Our attribute handling code works because most pre-defined attributes have no namespace at all. For qualified names with no namespace, == works, because there is only one valid prefix. The other case with only one valid prefix is attributes in the XML reserved namespaces, the ones with the prefixes xml and xmlns.

Our element handling code works because it uses calls to the matches function rather than calls to ==.

A silly thing about the matches function is that it checks == on the QualifiedName before doing the actual matches algorithm. This matches the relatively uncommon case of calling matches on two QualifiedName objects that are exactly equal, and makes the relatively common case of calling matches on two QualifiedName objects that are not equal (both non-matches and matches) slower. Seems like the wrong tradeoff.
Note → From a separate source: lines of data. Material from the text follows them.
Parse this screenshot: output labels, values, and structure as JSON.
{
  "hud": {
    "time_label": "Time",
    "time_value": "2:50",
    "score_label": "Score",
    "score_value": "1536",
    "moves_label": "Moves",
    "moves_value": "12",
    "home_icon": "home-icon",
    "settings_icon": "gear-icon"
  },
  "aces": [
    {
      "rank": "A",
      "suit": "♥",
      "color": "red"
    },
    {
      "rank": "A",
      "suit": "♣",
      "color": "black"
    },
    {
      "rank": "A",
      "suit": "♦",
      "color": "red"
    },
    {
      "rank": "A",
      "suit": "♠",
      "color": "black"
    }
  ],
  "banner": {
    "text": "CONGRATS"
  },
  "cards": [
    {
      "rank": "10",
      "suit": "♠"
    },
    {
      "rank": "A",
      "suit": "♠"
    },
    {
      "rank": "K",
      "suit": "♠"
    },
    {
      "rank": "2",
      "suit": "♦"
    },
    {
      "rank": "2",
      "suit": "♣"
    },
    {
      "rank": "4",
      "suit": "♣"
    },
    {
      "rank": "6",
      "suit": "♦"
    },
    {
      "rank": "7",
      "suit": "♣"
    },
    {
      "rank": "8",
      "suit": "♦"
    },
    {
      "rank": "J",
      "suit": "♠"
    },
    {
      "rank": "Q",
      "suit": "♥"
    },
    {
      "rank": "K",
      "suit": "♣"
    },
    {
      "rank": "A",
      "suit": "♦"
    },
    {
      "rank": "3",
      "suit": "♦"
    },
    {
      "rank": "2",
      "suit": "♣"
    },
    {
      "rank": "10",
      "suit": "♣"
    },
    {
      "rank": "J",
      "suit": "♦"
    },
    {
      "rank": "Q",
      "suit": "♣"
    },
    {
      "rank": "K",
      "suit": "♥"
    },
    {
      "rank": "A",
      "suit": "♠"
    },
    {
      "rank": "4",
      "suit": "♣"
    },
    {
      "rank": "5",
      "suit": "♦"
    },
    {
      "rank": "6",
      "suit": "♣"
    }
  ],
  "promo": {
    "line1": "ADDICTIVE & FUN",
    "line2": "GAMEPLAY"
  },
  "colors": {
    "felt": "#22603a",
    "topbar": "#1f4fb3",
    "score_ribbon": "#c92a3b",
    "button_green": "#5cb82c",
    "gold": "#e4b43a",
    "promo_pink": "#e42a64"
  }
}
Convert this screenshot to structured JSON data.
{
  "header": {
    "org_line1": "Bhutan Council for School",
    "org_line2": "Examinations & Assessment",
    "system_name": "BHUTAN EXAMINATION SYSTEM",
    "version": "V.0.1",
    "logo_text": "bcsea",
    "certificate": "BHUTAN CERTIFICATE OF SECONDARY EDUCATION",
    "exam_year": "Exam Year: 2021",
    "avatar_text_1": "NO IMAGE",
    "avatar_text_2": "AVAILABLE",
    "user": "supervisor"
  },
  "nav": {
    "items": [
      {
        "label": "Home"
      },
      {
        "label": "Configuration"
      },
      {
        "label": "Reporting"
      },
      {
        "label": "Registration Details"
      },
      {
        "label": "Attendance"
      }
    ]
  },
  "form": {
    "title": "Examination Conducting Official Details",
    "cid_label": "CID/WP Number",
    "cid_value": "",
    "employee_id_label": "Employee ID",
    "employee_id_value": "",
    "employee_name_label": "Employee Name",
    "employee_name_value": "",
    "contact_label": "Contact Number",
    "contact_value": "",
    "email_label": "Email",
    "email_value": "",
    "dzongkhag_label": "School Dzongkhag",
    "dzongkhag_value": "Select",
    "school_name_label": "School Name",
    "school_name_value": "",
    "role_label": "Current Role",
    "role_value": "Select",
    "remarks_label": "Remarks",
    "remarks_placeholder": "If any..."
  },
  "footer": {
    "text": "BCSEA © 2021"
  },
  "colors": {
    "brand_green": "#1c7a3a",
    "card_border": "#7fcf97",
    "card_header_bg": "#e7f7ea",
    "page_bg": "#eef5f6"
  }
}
One way to clean all of this up is to add some new classes. We could have one class to hold names with namespaces and not prefixes. Not sure the best name for that, but perhaps NameWithNamespace? Then we could have another class to hold names with one of the reserved namespaces (treating no namespace at all as one of those). NameWithReservedNamespace. Then, a constant like XMLNames::langAttr would be NameWithReservedNamespace and a constant like HTMLNames::aTag would be NameWithNamespace rather than QualifiedName.

We could define == operators that compared the relevant fields, so someone using these things at a call site would get the correct operator.

I’m not sure which of these things are real problems and which problems are worth solving.
Comment 9 Darin Adler 2012-09-11 22:12:31 PDT
I think this is not really all that great an idea.